Author with comments, ship without them
When teams want comments during editing but strict JSON in production, the usual pattern is to author in an extended format and convert as part of the build or release process.
- Write the source file in JSONC, JSON5, YAML, or another documented authoring format.
- Validate and convert it before publishing or deploying.
- Emit strict
.jsonfor the final artifact that other systems read. - Test the emitted JSON with the same parser your application uses in production.
Do not remove comments with a naive regex. A pattern like //.* can destroy legitimate strings such as URLs.
{
// Development endpoint
"endpoint": "https://api.example.com/v1",
"timeoutSeconds": 30
}Use a real parser or a dedicated comment-stripping step for the format you chose. Treat comment removal as parsing, not as string replacement.
Common failures and what they mean
- "Unexpected token /": You passed commented content to a strict JSON parser.
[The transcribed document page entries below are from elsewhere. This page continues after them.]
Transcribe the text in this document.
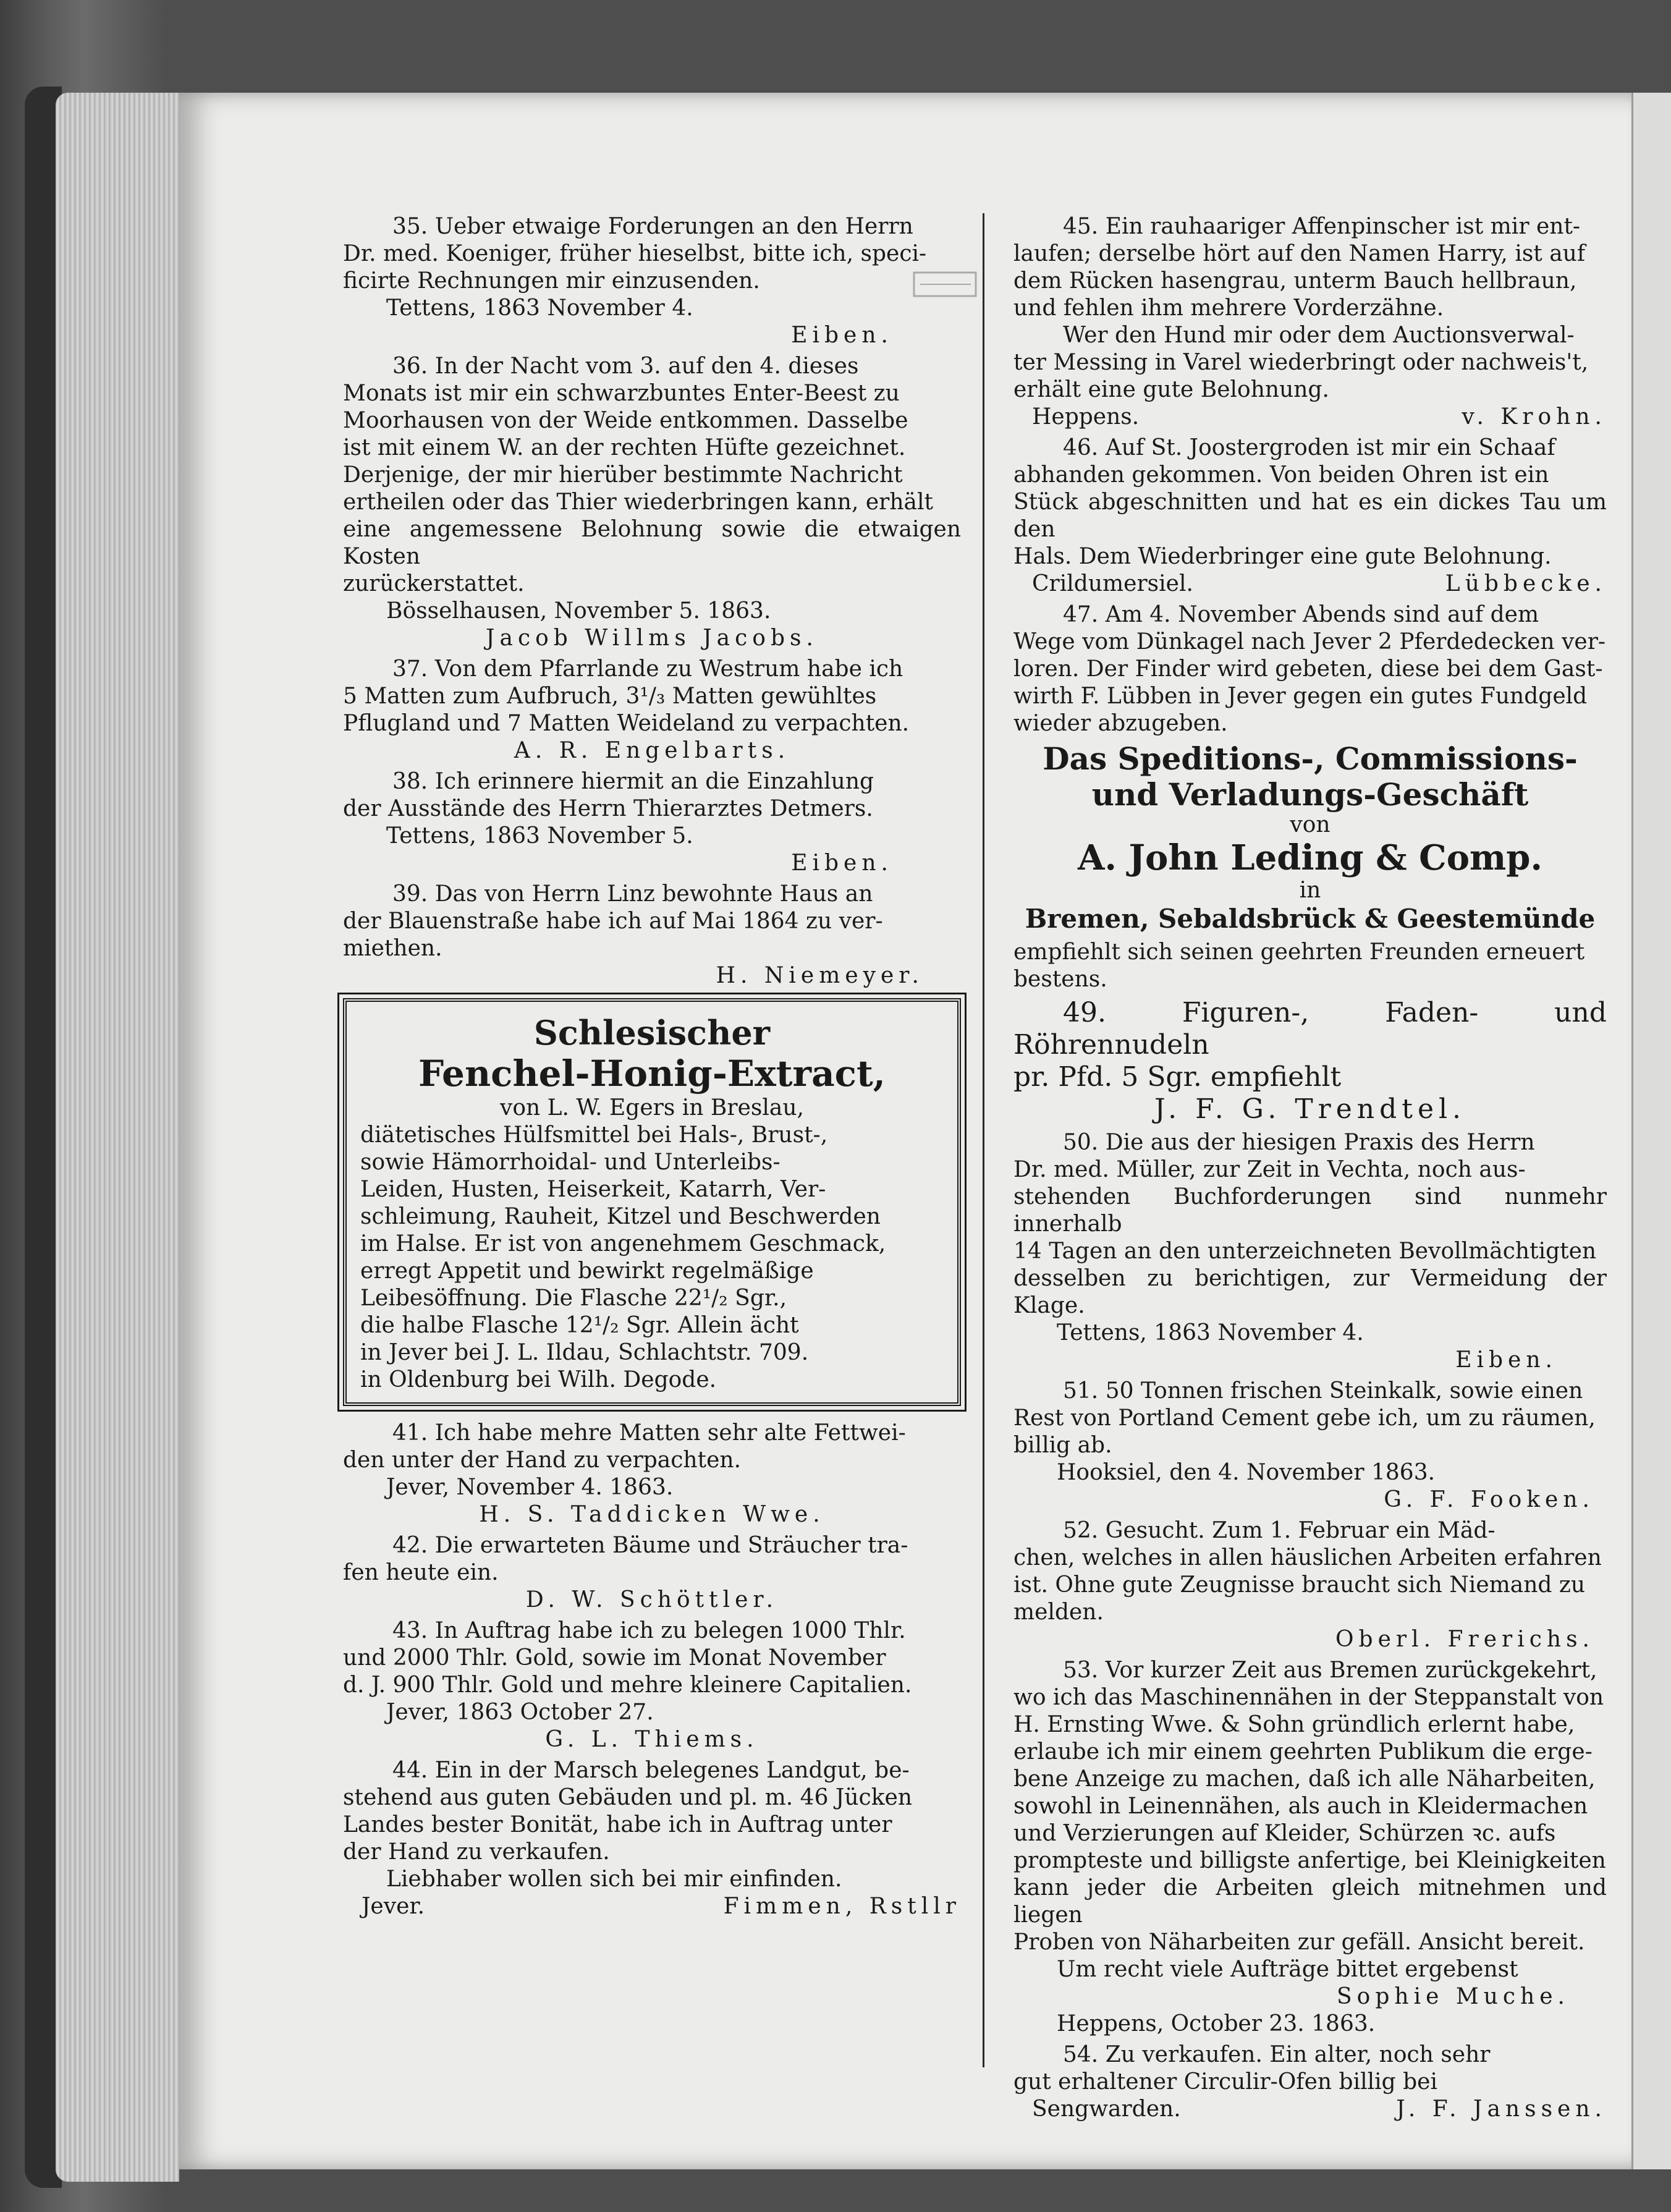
35. Ueber etwaige Forderungen an den Herrn

Dr. med. Koeniger, früher hieselbst, bitte ich, speci-

ficirte Rechnungen mir einzusenden.

Tettens, 1863 November 4.

Eiben.

36. In der Nacht vom 3. auf den 4. dieses

Monats ist mir ein schwarzbuntes Enter-Beest zu

Moorhausen von der Weide entkommen. Dasselbe

ist mit einem W. an der rechten Hüfte gezeichnet.

Derjenige, der mir hierüber bestimmte Nachricht

ertheilen oder das Thier wiederbringen kann, erhält

eine angemessene Belohnung sowie die etwaigen Kosten

zurückerstattet.

Bösselhausen, November 5. 1863.

Jacob Willms Jacobs.

37. Von dem Pfarrlande zu Westrum habe ich

5 Matten zum Aufbruch, 3¹/₃ Matten gewühltes

Pflugland und 7 Matten Weideland zu verpachten.

A. R. Engelbarts.

38. Ich erinnere hiermit an die Einzahlung

der Ausstände des Herrn Thierarztes Detmers.

Tettens, 1863 November 5.

Eiben.

39. Das von Herrn Linz bewohnte Haus an

der Blauenstraße habe ich auf Mai 1864 zu ver-

miethen.

H. Niemeyer.

Schlesischer
Fenchel-Honig-Extract,

von L. W. Egers in Breslau,

diätetisches Hülfsmittel bei Hals-, Brust-,

sowie Hämorrhoidal- und Unterleibs-

Leiden, Husten, Heiserkeit, Katarrh, Ver-

schleimung, Rauheit, Kitzel und Beschwerden

im Halse. Er ist von angenehmem Geschmack,

erregt Appetit und bewirkt regelmäßige

Leibesöffnung. Die Flasche 22¹/₂ Sgr.,

die halbe Flasche 12¹/₂ Sgr. Allein ächt

in Jever bei J. L. Ildau, Schlachtstr. 709.

in Oldenburg bei Wilh. Degode.

41. Ich habe mehre Matten sehr alte Fettwei-

den unter der Hand zu verpachten.

Jever, November 4. 1863.

H. S. Taddicken Wwe.

42. Die erwarteten Bäume und Sträucher tra-

fen heute ein.

D. W. Schöttler.

43. In Auftrag habe ich zu belegen 1000 Thlr.

und 2000 Thlr. Gold, sowie im Monat November

d. J. 900 Thlr. Gold und mehre kleinere Capitalien.

Jever, 1863 October 27.

G. L. Thiems.

44. Ein in der Marsch belegenes Landgut, be-

stehend aus guten Gebäuden und pl. m. 46 Jücken

Landes bester Bonität, habe ich in Auftrag unter

der Hand zu verkaufen.

Liebhaber wollen sich bei mir einfinden.

Jever.	Fimmen, Rstllr

45. Ein rauhaariger Affenpinscher ist mir ent-

laufen; derselbe hört auf den Namen Harry, ist auf

dem Rücken hasengrau, unterm Bauch hellbraun,

und fehlen ihm mehrere Vorderzähne.

Wer den Hund mir oder dem Auctionsverwal-

ter Messing in Varel wiederbringt oder nachweis't,

erhält eine gute Belohnung.

Heppens.	v. Krohn.

46. Auf St. Joostergroden ist mir ein Schaaf

abhanden gekommen. Von beiden Ohren ist ein

Stück abgeschnitten und hat es ein dickes Tau um den

Hals. Dem Wiederbringer eine gute Belohnung.

Crildumersiel.	Lübbecke.

47. Am 4. November Abends sind auf dem

Wege vom Dünkagel nach Jever 2 Pferdedecken ver-

loren. Der Finder wird gebeten, diese bei dem Gast-

wirth F. Lübben in Jever gegen ein gutes Fundgeld

wieder abzugeben.

Das Speditions-, Commissions-
und Verladungs-Geschäft
von
A. John Leding & Comp.
in
Bremen, Sebaldsbrück & Geestemünde

empfiehlt sich seinen geehrten Freunden erneuert

bestens.

49. Figuren-, Faden- und Röhrennudeln

pr. Pfd. 5 Sgr. empfiehlt

J. F. G. Trendtel.

50. Die aus der hiesigen Praxis des Herrn

Dr. med. Müller, zur Zeit in Vechta, noch aus-

stehenden Buchforderungen sind nunmehr innerhalb

14 Tagen an den unterzeichneten Bevollmächtigten

desselben zu berichtigen, zur Vermeidung der Klage.

Tettens, 1863 November 4.

Eiben.

51. 50 Tonnen frischen Steinkalk, sowie einen

Rest von Portland Cement gebe ich, um zu räumen,

billig ab.

Hooksiel, den 4. November 1863.

G. F. Fooken.

52. Gesucht. Zum 1. Februar ein Mäd-

chen, welches in allen häuslichen Arbeiten erfahren

ist. Ohne gute Zeugnisse braucht sich Niemand zu

melden.

Oberl. Frerichs.

53. Vor kurzer Zeit aus Bremen zurückgekehrt,

wo ich das Maschinennähen in der Steppanstalt von

H. Ernsting Wwe. & Sohn gründlich erlernt habe,

erlaube ich mir einem geehrten Publikum die erge-

bene Anzeige zu machen, daß ich alle Näharbeiten,

sowohl in Leinennähen, als auch in Kleidermachen

und Verzierungen auf Kleider, Schürzen ꝛc. aufs

prompteste und billigste anfertige, bei Kleinigkeiten

kann jeder die Arbeiten gleich mitnehmen und liegen

Proben von Näharbeiten zur gefäll. Ansicht bereit.

Um recht viele Aufträge bittet ergebenst

Sophie Muche.

Heppens, October 23. 1863.

54. Zu verkaufen. Ein alter, noch sehr

gut erhaltener Circulir-Ofen billig bei

Sengwarden.	J. F. Janssen.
Remove comments or switch to a parser that explicitly supports JSONC or JSON5.
- "It works in VS Code but not in my app": VS Code may be treating the file as
jsonc, but your runtime probably expects actual JSON. - "Why is there a trailing comma warning?": Comment support and trailing comma support are not the same thing. Some JSONC tooling accepts both, but trailing commas are often discouraged or disabled by default.
- "Can I send JSONC to an API?": Only if that API explicitly documents JSONC support. Otherwise, assume the answer is no.